One of the ways the 100th Missile Defense Brigade (GMD) ensures its readiness is to take part in a monthly Ballistic Missile Defense Exercise, or BMDX, which involves several entities that stretch from here to Alaska and even the Asian-Pacific region.
The BMDX is a Navy specific exercise that we support them in doing," said Warrant Officer 2 Kale Murray, a C2 systems integrator for the 100th MDB. "It is a chance to exercise our real-world communications with the Long Range Surveillance and Tracking ships."
Within the realm of Ballistic Missile Defense there are typically two types of ships used; the shooter ships and the tracking ships, which is what the LRS&T;ship is. Communication between the fire operators in Colorado, Fort Greely in Alaska, and these ships is a key element to keeping the skies safe.

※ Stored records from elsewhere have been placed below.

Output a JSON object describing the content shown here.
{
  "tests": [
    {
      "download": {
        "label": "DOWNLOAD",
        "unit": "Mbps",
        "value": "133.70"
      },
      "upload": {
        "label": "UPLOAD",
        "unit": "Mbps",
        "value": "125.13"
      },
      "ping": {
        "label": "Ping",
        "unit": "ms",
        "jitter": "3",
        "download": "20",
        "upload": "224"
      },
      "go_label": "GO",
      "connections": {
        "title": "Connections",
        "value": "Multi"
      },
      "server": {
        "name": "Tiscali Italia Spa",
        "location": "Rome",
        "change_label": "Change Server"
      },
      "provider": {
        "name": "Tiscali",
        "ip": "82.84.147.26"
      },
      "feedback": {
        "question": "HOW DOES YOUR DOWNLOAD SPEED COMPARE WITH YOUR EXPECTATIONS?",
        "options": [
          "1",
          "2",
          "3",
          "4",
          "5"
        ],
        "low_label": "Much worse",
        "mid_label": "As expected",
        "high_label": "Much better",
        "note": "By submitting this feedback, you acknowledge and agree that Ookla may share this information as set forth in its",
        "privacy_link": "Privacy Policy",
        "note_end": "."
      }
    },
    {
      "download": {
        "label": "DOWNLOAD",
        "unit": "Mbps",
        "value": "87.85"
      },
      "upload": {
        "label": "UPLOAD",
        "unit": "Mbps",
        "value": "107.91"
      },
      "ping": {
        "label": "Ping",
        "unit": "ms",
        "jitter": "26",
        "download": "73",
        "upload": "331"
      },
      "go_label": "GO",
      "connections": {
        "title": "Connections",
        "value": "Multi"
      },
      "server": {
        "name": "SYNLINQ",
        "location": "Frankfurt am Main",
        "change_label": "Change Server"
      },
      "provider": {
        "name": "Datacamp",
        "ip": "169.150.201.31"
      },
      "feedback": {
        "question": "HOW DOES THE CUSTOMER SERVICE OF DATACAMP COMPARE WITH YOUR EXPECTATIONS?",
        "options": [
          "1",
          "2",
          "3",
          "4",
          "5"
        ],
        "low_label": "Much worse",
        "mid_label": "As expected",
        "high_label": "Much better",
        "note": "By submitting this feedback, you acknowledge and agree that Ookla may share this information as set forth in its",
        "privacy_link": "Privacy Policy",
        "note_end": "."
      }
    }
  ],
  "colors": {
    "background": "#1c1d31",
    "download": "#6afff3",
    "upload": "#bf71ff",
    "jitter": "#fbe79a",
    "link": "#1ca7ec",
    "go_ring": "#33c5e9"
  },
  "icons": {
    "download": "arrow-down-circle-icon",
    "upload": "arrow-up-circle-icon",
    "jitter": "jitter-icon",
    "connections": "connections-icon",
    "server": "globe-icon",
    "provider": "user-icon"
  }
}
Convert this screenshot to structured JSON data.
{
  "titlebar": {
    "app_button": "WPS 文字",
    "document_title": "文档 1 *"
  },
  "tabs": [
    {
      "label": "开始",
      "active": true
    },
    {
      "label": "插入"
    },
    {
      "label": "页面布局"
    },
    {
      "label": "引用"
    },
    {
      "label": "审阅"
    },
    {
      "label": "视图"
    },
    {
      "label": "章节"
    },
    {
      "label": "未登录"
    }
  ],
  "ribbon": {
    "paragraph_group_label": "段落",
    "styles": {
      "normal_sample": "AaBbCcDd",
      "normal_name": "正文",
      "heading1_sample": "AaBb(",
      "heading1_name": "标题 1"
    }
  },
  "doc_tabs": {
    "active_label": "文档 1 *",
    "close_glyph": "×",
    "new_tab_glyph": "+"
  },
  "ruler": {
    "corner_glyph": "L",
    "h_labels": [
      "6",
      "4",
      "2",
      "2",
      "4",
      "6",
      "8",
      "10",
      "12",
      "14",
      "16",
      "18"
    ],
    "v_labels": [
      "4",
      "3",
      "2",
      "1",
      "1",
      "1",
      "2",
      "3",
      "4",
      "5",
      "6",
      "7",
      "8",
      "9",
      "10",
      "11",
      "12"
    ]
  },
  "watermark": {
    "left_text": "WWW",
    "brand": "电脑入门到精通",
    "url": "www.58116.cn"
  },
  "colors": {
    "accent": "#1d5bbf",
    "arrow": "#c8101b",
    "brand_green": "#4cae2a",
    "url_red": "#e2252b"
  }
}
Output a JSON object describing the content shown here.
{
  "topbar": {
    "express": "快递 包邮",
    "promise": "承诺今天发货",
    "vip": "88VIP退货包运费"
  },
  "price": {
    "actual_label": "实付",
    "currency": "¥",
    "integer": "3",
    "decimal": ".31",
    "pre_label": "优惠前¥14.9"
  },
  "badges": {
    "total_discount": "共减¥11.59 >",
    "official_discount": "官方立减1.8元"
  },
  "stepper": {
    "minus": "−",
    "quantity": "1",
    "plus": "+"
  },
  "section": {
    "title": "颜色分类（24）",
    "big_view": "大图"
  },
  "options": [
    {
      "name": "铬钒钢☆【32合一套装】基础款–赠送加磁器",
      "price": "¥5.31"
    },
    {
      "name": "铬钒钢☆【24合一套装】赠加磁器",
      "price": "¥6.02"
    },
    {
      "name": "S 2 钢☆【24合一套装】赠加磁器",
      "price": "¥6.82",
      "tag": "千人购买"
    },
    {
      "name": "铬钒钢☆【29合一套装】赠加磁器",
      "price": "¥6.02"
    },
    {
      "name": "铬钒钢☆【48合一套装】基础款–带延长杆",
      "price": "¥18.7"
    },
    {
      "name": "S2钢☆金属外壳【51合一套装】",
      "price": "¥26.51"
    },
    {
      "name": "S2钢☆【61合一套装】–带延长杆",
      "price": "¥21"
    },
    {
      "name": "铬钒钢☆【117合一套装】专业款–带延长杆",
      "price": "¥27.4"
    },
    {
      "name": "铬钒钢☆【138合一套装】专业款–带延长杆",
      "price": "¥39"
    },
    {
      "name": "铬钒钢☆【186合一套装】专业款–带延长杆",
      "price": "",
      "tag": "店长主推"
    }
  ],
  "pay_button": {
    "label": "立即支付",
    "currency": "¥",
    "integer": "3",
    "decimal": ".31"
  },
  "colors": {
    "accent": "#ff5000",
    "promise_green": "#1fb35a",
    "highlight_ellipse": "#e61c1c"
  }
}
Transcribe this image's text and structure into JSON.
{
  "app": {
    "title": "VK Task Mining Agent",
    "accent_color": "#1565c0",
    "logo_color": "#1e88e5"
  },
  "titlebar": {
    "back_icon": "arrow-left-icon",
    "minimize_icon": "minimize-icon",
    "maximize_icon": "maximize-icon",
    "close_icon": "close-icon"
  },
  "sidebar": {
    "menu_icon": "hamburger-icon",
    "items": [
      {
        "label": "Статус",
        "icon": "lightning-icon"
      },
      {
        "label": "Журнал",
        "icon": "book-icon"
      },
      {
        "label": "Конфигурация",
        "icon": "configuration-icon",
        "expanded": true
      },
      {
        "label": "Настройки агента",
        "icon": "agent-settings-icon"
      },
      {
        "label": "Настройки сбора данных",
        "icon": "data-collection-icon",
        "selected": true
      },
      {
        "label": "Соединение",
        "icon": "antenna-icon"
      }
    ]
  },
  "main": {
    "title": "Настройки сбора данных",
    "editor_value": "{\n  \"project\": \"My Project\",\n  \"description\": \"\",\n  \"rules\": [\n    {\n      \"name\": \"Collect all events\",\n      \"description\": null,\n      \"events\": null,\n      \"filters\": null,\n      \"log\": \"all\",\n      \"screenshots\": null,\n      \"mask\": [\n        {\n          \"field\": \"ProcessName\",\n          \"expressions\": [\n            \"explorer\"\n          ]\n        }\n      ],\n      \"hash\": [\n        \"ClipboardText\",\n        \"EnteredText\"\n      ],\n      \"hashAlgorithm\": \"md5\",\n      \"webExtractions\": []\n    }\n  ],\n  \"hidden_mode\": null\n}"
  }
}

To make sure that both the Navy and Army troops work together seamlessly and effectively, there has to be a clear and open line of communication between the two. Since Naval personnel in the Pacific Command and Army personnel in Alaska are so far apart, finding ways to talk to each other is sometimes a challenge. So not only does the language that is used between the two military components need to be the same, a dependable means in which to get that communication across is necessary, as well.
"It's not just a luxury, it's a requirement for the mission," said Murray.
An exercise like this one allows for practice in this area and gets the two groups closer to their end state.
"That's the goal, is to have a common operating picture and to have successful engagements," said Murray. "That's the bottom line."
Since this type of training started taking place two years ago, the Soldiers with the 100th MDB have adapted to the ever-changing world of technology and communication. Taking ideas from the Navy, as well as sharing their own, the 100th's techniques, tactics and procedures have been refined and the understanding of the two components has grown.
"The evolution of our architecture is an ongoing challenge," said Murray. "Just like any time you get updates for your phone or even Outlook, there are new bells and whistles that you have to figure out, So, it's all that figuring out that's the real challenge."
The participation of the 100th was recognized by the lead Naval officer for the exercise.
While debriefing the exercise, 6th Fleet's lead BMD officer, Lt. Cmdr. Jesse Mink gave a salute to the team for a job well done.
"This was the best training I've seen for BMD ships, these ships are three to four weeks ahead of where I've seen past deployers arriving in the 6th Fleet (area of operation)," said Mink.